Bijdrage van ChristenUnie Tweede Kamerlid Carla Dik-Faber aan een algemeen overleg met staatssecretaris van Rijn van Volksgezondheid, Welzijn en Sport

Onderwerp:   Maatschappelijke opvang

Kamerstuk:    29 325          

Datum:           30 november 2016

Mevrouw Dik-Faber (ChristenUnie): Voorzitter. Ik heb u eerder al voorgesteld aan Chiara. Chiara werd zwanger op haar 16de. Ze wilde haar kindje graag houden, maar ze zat nog op school en had geen geld. Het was voor haar dan ook een pittige tijd met veel zorgen en vragen. Ze heeft uiteindelijk veel zelf moeten uitvinden, bijvoorbeeld als het gaat om gemeentelijke regelingen. Je moet als tiener maar je weg zien te vinden in een systeem dat voor volwassenen is bedoeld. In de gemeente waar ze woonde, is er wel een babyuitkering, maar die kan pas worden aangevraagd als het kindje geboren is. Uiteindelijk heeft Chiara acht maanden moeten wachten op een uitkering, waardoor ze ook schulden heeft moeten maken.

Helaas staat het verhaal van Chiara niet op zichzelf. Tijdens een besloten rondetafelgesprek over tienerzwangerschappen, dat ik onlangs heb georganiseerd, werd duidelijk dat gemeenten nog te weinig maatwerk bieden voor de kwetsbare doelgroep van jonge ouders. Zijn kunnen onvoldoende hun weg vinden in de wirwar van gemeentelijke regelingen. Soms vallen ze ook echt tussen wal en schip. Onlangs heeft de ChristenUnie daarom samen met de Vereniging ter Bescherming van het Ongeboren Kind (VBOK) het tienermoederfonds gelanceerd. Met dit fonds willen we tijdelijk de ergste nood lenigen. Maar natuurlijk is er meer nodig. Uiteindelijk zijn gemeenten verantwoordelijk voor een goede opvang van deze kwetsbare groep.

In antwoord op schriftelijke vragen die ik heb gesteld over jong ouderschap, erkent de Staatssecretaris dat «het nog niet in alle gemeenten lukt om de mogelijkheden die de decentralisatie biedt maximaal te benutten». Dit is een understatement.
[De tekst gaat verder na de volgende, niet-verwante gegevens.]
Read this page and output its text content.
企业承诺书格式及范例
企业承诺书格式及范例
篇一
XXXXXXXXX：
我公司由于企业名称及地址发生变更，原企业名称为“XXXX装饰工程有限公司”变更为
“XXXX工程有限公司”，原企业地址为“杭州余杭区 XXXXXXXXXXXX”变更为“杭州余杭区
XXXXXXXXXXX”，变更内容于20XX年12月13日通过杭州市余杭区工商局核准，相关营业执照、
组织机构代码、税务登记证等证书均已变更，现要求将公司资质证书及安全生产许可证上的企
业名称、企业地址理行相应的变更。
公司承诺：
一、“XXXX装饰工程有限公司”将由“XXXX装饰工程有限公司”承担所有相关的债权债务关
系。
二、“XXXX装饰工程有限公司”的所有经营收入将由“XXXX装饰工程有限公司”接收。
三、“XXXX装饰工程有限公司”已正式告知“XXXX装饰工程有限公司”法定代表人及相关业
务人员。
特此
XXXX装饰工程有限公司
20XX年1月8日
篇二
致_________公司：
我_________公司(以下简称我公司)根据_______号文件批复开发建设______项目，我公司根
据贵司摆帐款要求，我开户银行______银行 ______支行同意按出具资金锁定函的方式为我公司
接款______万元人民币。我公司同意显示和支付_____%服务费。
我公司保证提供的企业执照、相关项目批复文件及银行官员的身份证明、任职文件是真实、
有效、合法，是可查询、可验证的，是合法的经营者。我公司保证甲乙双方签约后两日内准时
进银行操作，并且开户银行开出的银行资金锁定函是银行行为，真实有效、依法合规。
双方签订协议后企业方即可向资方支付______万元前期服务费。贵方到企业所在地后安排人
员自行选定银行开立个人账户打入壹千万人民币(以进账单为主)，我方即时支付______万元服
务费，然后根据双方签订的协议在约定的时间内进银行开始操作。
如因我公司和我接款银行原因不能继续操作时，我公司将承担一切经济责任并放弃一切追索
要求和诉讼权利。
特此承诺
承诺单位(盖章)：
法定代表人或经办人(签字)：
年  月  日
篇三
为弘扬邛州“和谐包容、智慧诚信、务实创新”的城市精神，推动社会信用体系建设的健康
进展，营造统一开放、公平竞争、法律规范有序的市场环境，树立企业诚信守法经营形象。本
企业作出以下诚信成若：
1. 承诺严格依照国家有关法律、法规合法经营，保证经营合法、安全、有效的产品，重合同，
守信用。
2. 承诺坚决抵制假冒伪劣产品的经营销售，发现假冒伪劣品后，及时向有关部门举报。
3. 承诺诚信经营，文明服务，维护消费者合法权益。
De maatschappelijke opvang en de hulp en ondersteuning aan kwetsbare groepen, waaronder de tienermoeders, vanuit de Wmo verlopen nog verre van vlekkeloos. Dan mag je niet doodleuk opschrijven dat dat dat «ook enige tijd kost». Het gaat hier om kwetsbare mensen die ondersteuning nodig hebben.

Ik loop nog een paar andere punten langs. De toegang tot meerdere geldpotjes zou integraal maatwerk mogelijk moeten maken, maar er lijken juist meerdere schotten bij te komen. Gemeenten lijken er moeite mee te hebben om de oude werkwijze los te laten. Als bijvoorbeeld schuldenproblematiek niet wordt meegenomen, komen te veel eenoudergezinnen in de maatschappelijke opvang terecht, terwijl die niet nodig is als de juiste hulp wordt aangeboden. Wat gaat de Staatssecretaris eraan doen om ervoor te zorgen dat mensen wel hun weg kunnen vinden in het woud van regels? Ik vind het echt onvoldoende als hij schrijft dat zijn verwachting is dat gemeenten «in de toekomst», wanneer dat ook moge zijn, meer vraaggericht gaan handelen.

Dan kom ik bij de toegankelijkheid, specifiek de regiobindingseisen. Op de ene plek lees ik dat dat tegen de wet is, elders lees ik dat er door de decentralisaties juist meer regiobindingseisen worden gesteld. Ik krijg hierop graag een reactie. Gemeenten hebben een convenant met de geschillencommissie gesloten om de landelijke toegankelijkheid te garanderen. Vanuit de Federatie Opvang krijg ik echter het signaal dat de landelijke toegankelijkheid nog helemaal niet is gegarandeerd. Ook hierop krijg ik graag een reactie.

De beschikbaarheid van huisvesting is voor veel doelgroepen, waaronder de tienermoeders, een groot probleem. Een gebrekkige doorstroming zorgt er bovendien voor dat mensen onnodig in de maatschappelijke opvang zitten. Dit moet beter. Volgens een quickscan van Federatie Opvang zouden er voor een goede doorstroming 10.000 woningen nodig zijn. Dat is een enorme opgave. Ik sluit mij aan bij vragen die daarover zijn gesteld. Ik vraag de Staatssecretaris om een actieplan, samen met VNG en Aedes.

Gelukkig zijn er ook gemeenten die goed aan de weg timmeren, bijvoorbeeld Delft en Zoetermeer, waar geboortezorg en wijkteams op elkaar afgestemd zijn, waardoor jonge ouders eerder ondersteuning krijgen. Ik hoop dat gemeenten deze best practices meer gaan delen, zodat zij er met elkaar voor kunnen zorgen dat kwetsbare groepen sneller de goede hulp en ondersteuning krijgen waarop zij recht hebben. Wil de Staatssecretaris daarop de regie pakken?